Specific Populations
Pediatric Patients
The pharmacokinetic profile of Metoclopramide Hydrochloride succinate was studied in 120 pediatric hypertensive patients (6 to 17 years of age) receiving doses ranging from 12.5 to 200 mg once daily. The pharmacokinetics of Metoclopramide Hydrochloride were similar to those described previously in adults. Age, gender, race, and ideal body weight had no significant effects on Metoclopramide Hydrochloride pharmacokinetics. Metoclopramide Hydrochloride apparent oral clearance (CL/F) increased linearly with body weight. Metoclopramide Hydrochloride pharmacokinetics have not been investigated in patients < 6 years of age.
Drug Interactions
CYP2D6
Metoclopramide Hydrochloride is metabolized predominantly by CYP2D6. In healthy subjects with CYP2D6 extensive metabolizer phenotype, coadministration of quinidine 100 mg, a potent CYP2D6 inhibitor, and immediate-release Metoclopramide Hydrochloride 200 mg tripled the concentration of S-Metoclopramide Hydrochloride and doubled the Metoclopramide Hydrochloride elimination half-life. In four patients with cardiovascular disease, coadministration of propafenone 150 mg t.i.d. with immediate-release Metoclopramide Hydrochloride 50 mg t.i.d. resulted in steady-state concentration of Metoclopramide Hydrochloride 2- to 5-fold what is seen with Metoclopramide Hydrochloride alone. Extensive metabolizers who concomitantly use CYP2D6 inhibiting drugs will have increased (several-fold) Metoclopramide Hydrochloride blood levels, decreasing Metoclopramide Hydrochloride's cardioselectivity.
Alcohol
An in vitro dissolution study was conducted to evaluate the impact of alcohol (5, 10, 20 and 40%), on the extended-release characteristics of Metoclopramide Hydrochloride succinate extended-release capsules. The in vitro study showed that about 89% of the total Metoclopramide Hydrochloride succinate dose was released at 2 hour at the highest alcohol level (40%), and about 17% of total drug was released at 2 hour with 5% alcohol. Alcohol causes a rapid release of Metoclopramide Hydrochloride succinate from the extended-release capsules that may increase the risk for above events associated with Metoclopramide Hydrochloride succinate extended-release capsules. Consumption of alcohol is not recommended when taking Metoclopramide Hydrochloride succinate extended-release capsules 25 mg, 50 mg, 100 mg and 200 mg.
Pharmacogenomics
CYP2D6 is absent in about 8% of Caucasians (poor metabolizers) and about 2% of most other populations. CYP2D6 can be inhibited by several drugs. Poor metabolizers of CYP2D6 will have increased (several-fold) Metoclopramide Hydrochloride blood levels, decreasing Metoclopramide Hydrochloride's cardioselectivity.
References
DailyMed. "METOPROLOL FUMARATE: DailyMed provides trustworthy information about marketed drugs in the United States. DailyMed is the official provider of FDA label information (package inserts).". https://dailymed.nlm.nih.gov/dailyme... (accessed September 17, 2018).
NCIt. "Metoprolol Fumarate: NCI Thesaurus (NCIt) provides reference terminology for many systems. It covers vocabulary for clinical care, translational and basic research, and public information and administrative activities.". https://ncit.nci.nih.gov/ncitbrowser... (accessed September 17, 2018).

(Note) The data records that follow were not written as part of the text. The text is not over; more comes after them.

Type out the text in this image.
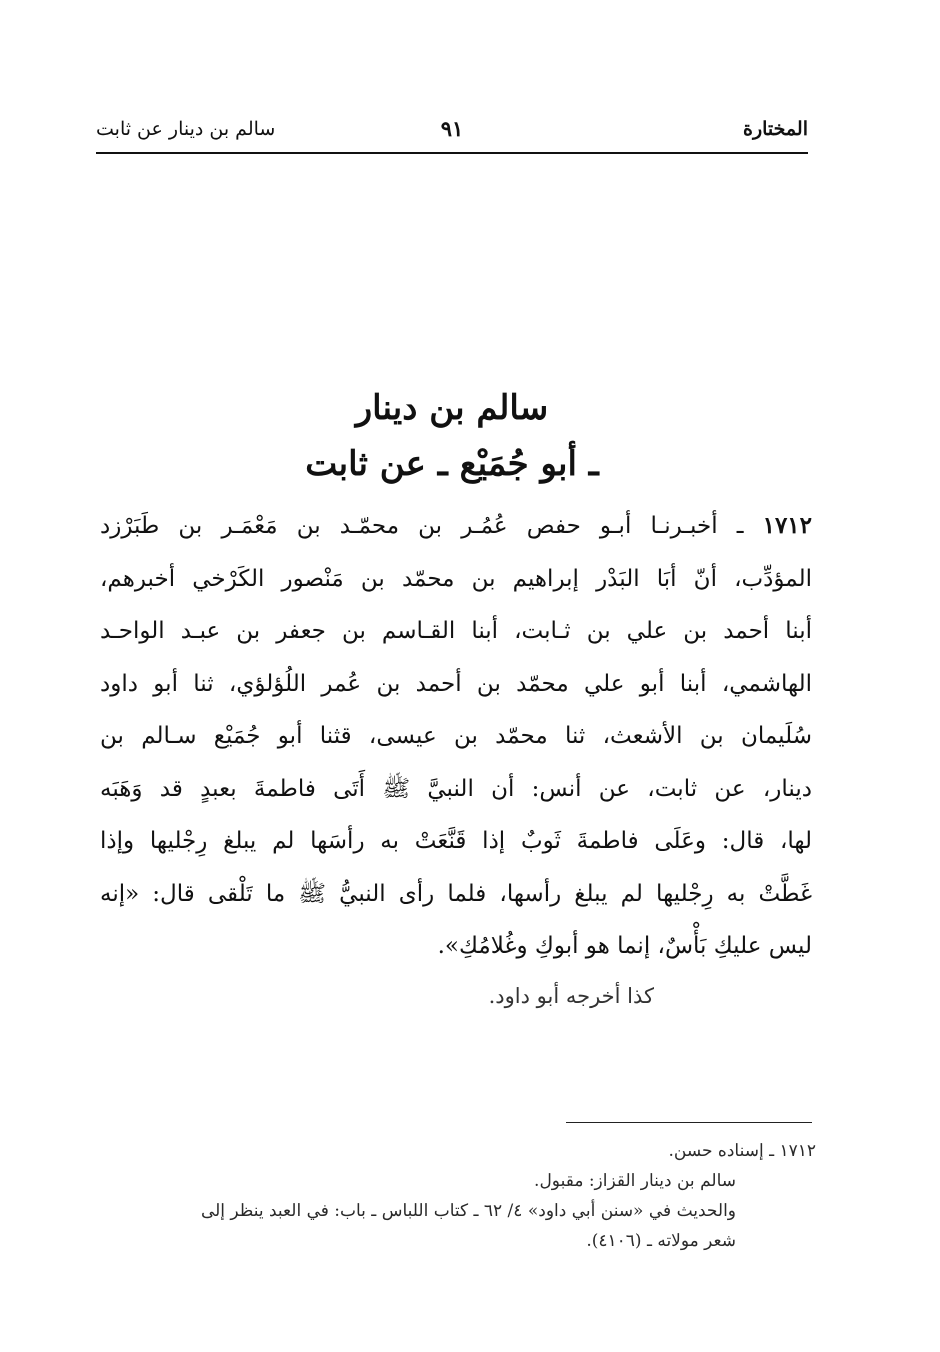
سالم بن دينار عن ثابت	٩١	المختارة
سالم بن دينار
ـ أبو جُمَيْع ـ عن ثابت
١٧١٢ ـ أخبـرنـا أبـو حفص عُمُـر بن محمّـد بن مَعْمَـر بن طَبَرْزد
المؤدِّب، أنّ أبَا البَدْر إبراهيم بن محمّد بن مَنْصور الكَرْخي أخبرهم،
أبنا أحمد بن علي بن ثـابت، أبنا القـاسم بن جعفر بن عبـد الواحـد
الهاشمي، أبنا أبو علي محمّد بن أحمد بن عُمر اللُؤلؤي، ثنا أبو داود
سُلَيمان بن الأشعث، ثنا محمّد بن عيسى، قثنا أبو جُمَيْع سـالم بن
دينار، عن ثابت، عن أنس: أن النبيَّ ﷺ أَتَى فاطمةَ بعبدٍ قد وَهَبَه
لها، قال: وعَلَى فاطمةَ ثَوبٌ إذا قَنَّعَتْ به رأسَها لم يبلغ رِجْليها وإذا
غَطَّتْ به رِجْليها لم يبلغ رأسها، فلما رأى النبيُّ ﷺ ما تَلْقى قال: «إنه
ليس عليكِ بَأْسٌ، إنما هو أبوكِ وغُلامُكِ».
كذا أخرجه أبو داود.
١٧١٢ ـ إسناده حسن.
سالم بن دينار القزاز: مقبول.
والحديث في «سنن أبي داود» ٤/ ٦٢ ـ كتاب اللباس ـ باب: في العبد ينظر إلى
شعر مولاته ـ (٤١٠٦).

NCIt. "Metoclopramide: NCI Thesaurus (NCIt) provides reference terminology for many systems. It covers vocabulary for clinical care, translational and basic research, and public information and administrative activities.". https://ncit.nci.nih.gov/ncitbrowser... (accessed September 17, 2018).
Reviews
The results of a survey conducted on ndrugs.com for Metoclopramide Hydrochloride are given in detail below. The results of the survey conducted are based on the impressions and views of the website users and consumers taking Metoclopramide Hydrochloride. We implore you to kindly base your medical condition or therapeutic choices on the result or test conducted by a physician or licensed medical practitioners.
User reports
Consumer reported administration
No survey data has been collected yet
Consumer reviews
There are no reviews yet. Be the first to write one!